Improving VAWT performance through parametric studies of rotor design configurations using computational fluid dynamics

Abstract

Vertical axis wind turbines present several advantages over the horizontal axis machines that make them suitable to a variety of wind conditions. However, due to the complexity of vertical axis wind turbine (VAWT) aerodynamics, available literature on VAWT performance in steady and turbulent wind conditions is limited. This paper aims to numerically predict the performance of a 5 kW VAWT under steady wind conditions through computational fluid dynamics modeling by varying turbine configuration parameters. Two-dimensional VAWT models using a cambered blade (1.5%) were created with open field boundary extents. Turbine configuration parameters studied include blade mounting position, blade fixing angle, and rotor solidity. Baseline case with peak Cp of 0.31 at tip-speed ratio of 4 has the following parameters: mounting position at 0.5c, zero fixing angle, and three blades (solidity = 0.3).
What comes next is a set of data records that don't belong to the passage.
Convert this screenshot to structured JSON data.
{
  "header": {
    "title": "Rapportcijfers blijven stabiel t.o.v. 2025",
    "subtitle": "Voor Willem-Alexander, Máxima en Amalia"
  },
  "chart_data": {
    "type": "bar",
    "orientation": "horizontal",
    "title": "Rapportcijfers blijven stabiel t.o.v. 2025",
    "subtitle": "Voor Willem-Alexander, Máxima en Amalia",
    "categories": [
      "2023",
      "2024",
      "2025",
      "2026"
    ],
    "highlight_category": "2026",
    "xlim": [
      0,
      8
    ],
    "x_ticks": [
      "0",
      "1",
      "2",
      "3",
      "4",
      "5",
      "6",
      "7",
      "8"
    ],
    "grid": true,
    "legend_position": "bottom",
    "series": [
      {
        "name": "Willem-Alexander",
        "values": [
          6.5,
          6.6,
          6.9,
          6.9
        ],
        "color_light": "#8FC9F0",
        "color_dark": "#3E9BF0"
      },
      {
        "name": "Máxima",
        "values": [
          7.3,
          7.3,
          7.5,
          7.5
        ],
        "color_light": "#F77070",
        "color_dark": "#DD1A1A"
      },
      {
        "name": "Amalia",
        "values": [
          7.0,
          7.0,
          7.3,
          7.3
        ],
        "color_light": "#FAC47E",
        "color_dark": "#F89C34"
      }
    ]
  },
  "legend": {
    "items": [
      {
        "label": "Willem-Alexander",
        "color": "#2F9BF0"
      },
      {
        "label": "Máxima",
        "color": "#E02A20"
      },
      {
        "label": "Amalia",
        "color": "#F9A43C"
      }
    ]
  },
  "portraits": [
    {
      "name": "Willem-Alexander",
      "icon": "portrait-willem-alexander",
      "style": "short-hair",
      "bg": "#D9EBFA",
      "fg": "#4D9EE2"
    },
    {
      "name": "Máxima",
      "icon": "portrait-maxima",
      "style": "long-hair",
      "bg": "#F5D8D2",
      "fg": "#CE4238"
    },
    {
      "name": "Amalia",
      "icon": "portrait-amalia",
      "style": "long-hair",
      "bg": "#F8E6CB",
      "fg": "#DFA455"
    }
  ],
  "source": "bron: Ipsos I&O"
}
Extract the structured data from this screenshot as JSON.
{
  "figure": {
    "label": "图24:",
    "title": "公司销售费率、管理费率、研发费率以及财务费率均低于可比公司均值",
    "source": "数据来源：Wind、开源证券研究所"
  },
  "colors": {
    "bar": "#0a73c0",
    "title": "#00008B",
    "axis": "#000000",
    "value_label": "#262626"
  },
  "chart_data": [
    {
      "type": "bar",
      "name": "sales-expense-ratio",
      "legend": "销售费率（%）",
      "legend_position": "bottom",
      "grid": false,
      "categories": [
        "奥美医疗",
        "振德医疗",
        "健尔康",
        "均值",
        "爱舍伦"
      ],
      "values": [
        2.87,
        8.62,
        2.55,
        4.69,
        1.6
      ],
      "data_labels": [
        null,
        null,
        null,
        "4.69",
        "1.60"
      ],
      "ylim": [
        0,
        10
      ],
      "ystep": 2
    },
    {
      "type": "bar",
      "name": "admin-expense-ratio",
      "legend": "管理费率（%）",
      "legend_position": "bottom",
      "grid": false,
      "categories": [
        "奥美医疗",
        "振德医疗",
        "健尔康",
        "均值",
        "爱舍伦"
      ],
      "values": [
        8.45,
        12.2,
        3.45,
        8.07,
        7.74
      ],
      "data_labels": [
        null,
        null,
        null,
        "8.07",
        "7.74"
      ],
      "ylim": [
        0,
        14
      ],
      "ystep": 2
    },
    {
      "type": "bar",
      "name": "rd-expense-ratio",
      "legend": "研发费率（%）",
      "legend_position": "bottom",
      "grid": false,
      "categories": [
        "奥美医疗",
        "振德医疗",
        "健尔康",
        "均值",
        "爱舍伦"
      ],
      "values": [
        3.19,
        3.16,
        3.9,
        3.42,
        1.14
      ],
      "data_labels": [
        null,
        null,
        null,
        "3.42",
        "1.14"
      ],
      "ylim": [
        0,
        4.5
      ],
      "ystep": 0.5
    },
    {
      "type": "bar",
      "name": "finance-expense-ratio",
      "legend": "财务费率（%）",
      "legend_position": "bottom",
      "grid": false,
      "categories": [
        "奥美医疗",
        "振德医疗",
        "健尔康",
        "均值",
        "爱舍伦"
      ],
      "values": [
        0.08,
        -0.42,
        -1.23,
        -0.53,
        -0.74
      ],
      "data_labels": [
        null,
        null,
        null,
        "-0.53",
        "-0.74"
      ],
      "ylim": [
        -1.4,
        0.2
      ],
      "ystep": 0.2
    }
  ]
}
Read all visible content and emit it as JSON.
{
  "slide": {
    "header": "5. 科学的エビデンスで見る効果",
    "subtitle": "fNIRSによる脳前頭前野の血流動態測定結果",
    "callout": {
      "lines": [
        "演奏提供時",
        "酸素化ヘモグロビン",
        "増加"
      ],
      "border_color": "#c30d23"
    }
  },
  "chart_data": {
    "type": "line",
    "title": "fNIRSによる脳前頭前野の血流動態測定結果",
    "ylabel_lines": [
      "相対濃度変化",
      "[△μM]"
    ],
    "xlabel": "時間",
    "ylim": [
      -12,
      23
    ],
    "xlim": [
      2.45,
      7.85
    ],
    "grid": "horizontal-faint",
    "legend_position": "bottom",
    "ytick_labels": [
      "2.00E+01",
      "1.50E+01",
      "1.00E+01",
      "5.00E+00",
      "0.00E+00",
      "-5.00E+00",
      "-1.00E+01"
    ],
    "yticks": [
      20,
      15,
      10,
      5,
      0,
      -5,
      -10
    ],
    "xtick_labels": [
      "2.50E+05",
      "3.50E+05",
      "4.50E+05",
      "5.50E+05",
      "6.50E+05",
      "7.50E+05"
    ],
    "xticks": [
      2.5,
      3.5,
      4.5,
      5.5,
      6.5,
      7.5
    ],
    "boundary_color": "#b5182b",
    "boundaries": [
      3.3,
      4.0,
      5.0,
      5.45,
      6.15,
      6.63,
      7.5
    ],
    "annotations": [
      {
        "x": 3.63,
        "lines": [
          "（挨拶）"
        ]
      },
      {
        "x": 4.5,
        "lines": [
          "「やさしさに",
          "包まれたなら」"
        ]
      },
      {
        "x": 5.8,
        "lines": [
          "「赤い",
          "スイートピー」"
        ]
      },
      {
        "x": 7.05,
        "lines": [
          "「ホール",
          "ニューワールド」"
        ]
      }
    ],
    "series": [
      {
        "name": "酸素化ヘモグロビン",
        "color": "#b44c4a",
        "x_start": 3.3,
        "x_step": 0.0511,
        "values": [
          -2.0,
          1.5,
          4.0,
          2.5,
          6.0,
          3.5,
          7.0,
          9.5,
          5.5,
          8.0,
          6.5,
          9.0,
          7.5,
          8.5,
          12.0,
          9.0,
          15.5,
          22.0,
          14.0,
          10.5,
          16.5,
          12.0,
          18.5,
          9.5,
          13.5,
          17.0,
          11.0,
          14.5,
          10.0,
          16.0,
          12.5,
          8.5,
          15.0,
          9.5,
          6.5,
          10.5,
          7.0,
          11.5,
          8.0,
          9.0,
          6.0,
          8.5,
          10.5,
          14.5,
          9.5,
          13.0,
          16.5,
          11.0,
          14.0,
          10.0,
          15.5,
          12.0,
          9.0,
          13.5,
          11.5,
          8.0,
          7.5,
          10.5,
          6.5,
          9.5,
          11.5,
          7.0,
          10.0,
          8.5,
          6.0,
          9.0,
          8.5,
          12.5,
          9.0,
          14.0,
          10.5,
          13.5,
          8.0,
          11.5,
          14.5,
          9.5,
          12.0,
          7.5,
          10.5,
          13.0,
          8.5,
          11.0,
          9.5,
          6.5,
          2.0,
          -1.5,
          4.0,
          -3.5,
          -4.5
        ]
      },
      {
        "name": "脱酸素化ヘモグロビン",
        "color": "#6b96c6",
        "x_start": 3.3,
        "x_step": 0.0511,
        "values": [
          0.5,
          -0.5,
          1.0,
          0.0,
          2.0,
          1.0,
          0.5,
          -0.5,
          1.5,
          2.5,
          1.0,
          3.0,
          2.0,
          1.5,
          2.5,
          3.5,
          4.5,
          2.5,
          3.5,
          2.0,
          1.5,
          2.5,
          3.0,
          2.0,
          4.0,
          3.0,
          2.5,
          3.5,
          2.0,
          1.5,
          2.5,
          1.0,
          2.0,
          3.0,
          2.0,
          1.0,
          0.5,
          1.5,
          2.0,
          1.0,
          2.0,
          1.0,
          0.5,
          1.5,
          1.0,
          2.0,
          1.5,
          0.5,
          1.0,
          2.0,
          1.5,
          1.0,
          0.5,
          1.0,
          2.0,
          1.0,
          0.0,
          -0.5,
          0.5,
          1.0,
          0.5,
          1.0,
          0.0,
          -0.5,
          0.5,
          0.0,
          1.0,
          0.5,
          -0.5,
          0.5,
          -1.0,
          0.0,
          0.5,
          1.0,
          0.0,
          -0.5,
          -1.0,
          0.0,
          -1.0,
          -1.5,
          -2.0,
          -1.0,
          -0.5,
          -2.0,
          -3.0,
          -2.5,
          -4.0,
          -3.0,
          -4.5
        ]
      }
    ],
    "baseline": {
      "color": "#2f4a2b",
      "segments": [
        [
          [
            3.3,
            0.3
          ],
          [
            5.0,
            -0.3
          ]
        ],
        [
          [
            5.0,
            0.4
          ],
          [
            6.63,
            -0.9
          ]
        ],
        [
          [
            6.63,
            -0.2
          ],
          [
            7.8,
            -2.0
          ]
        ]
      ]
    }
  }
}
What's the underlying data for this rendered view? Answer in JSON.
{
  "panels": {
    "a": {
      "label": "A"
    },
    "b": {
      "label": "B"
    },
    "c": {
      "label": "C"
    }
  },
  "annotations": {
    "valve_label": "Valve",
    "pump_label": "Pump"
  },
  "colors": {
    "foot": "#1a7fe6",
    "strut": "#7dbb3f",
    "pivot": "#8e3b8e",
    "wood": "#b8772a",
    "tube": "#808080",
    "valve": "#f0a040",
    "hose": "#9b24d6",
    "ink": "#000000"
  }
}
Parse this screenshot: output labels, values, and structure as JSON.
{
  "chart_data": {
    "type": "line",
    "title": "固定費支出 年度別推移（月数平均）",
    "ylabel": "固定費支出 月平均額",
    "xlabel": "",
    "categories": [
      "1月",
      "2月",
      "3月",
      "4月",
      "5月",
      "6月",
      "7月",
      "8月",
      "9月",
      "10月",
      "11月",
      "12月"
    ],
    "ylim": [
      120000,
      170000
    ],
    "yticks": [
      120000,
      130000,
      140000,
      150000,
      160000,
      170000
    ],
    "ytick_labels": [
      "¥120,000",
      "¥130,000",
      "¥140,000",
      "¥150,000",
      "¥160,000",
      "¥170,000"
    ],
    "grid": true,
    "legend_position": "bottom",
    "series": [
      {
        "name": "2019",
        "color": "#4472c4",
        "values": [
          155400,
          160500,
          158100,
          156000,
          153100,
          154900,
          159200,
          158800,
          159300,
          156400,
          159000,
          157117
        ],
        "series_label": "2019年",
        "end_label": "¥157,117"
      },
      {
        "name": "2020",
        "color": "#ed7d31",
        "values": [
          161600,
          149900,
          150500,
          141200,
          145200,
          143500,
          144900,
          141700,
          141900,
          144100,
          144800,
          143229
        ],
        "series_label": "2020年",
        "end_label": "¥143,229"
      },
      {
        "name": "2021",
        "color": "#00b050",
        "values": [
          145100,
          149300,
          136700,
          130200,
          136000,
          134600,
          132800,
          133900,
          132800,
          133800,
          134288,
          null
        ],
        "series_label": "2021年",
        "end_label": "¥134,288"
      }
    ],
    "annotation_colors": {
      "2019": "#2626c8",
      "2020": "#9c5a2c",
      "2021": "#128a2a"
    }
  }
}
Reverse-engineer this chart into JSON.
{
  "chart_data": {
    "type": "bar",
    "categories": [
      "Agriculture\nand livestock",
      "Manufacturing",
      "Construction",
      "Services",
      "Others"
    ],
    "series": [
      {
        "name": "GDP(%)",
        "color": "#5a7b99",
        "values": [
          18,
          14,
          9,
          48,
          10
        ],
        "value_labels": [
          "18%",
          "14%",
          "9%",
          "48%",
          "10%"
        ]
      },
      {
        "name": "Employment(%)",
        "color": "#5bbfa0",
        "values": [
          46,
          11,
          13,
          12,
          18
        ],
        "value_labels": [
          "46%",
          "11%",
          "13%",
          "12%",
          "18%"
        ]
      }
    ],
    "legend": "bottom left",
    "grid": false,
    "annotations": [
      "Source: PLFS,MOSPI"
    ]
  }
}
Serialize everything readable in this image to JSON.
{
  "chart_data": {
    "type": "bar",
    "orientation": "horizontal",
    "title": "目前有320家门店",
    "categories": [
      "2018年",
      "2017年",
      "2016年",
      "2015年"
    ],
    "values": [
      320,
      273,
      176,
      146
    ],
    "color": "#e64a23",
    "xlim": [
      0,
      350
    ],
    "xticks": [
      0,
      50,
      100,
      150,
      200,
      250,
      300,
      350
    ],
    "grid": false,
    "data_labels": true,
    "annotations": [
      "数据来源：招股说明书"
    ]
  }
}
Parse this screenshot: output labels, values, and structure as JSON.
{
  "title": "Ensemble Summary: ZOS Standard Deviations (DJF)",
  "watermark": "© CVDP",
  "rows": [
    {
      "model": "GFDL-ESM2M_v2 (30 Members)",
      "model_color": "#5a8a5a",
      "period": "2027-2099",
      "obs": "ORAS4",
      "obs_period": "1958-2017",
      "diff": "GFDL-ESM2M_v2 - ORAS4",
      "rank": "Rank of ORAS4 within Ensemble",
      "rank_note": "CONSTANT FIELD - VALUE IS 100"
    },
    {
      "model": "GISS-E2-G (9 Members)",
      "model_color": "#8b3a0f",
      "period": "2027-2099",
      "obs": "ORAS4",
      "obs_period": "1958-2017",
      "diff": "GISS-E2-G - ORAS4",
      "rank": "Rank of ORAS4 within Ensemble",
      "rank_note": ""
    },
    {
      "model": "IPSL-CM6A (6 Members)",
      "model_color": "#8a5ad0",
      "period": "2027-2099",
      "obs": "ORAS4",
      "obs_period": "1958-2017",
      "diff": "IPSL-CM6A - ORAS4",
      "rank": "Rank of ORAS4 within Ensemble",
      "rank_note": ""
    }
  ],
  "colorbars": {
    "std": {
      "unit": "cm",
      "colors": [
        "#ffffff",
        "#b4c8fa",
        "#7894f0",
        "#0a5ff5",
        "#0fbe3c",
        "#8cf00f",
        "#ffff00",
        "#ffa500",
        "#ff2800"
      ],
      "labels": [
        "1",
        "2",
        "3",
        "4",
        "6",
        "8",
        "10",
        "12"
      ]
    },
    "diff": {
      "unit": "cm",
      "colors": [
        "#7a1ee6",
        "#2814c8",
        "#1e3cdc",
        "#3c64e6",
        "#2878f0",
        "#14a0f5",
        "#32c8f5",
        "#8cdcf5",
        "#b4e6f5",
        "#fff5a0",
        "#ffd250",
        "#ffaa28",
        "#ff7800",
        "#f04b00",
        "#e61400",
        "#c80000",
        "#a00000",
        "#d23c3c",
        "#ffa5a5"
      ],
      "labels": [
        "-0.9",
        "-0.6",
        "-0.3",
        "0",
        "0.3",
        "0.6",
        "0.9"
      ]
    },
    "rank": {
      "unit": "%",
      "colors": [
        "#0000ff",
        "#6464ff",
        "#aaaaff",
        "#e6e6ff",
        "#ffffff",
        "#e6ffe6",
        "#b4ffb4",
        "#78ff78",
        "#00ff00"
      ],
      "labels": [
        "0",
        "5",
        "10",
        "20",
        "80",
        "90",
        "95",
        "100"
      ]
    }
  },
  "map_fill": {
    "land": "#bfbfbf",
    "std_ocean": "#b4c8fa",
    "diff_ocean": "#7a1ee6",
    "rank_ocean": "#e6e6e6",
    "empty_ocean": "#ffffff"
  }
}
Independent parametric studies were carried out and results show that a blade mounting position of 0.7c from the leading edge produces the best performance with maximum Cp = 0.315 while the worst case is a mounting position of 0.15c with peak Cp = 0.273. Fixing angle study reveals a toe-out setting of −1° producing the best performance with peak Cp of 0.315 and the worst setting at toe-in of 1.5° with peak Cp of 0.287. The solidity study resulted in the best case of four blades (solidity = 0.4) with peak Cp = 0.316 and the worst case of two blades (solidity = 0.2) with peak Cp = 0.283.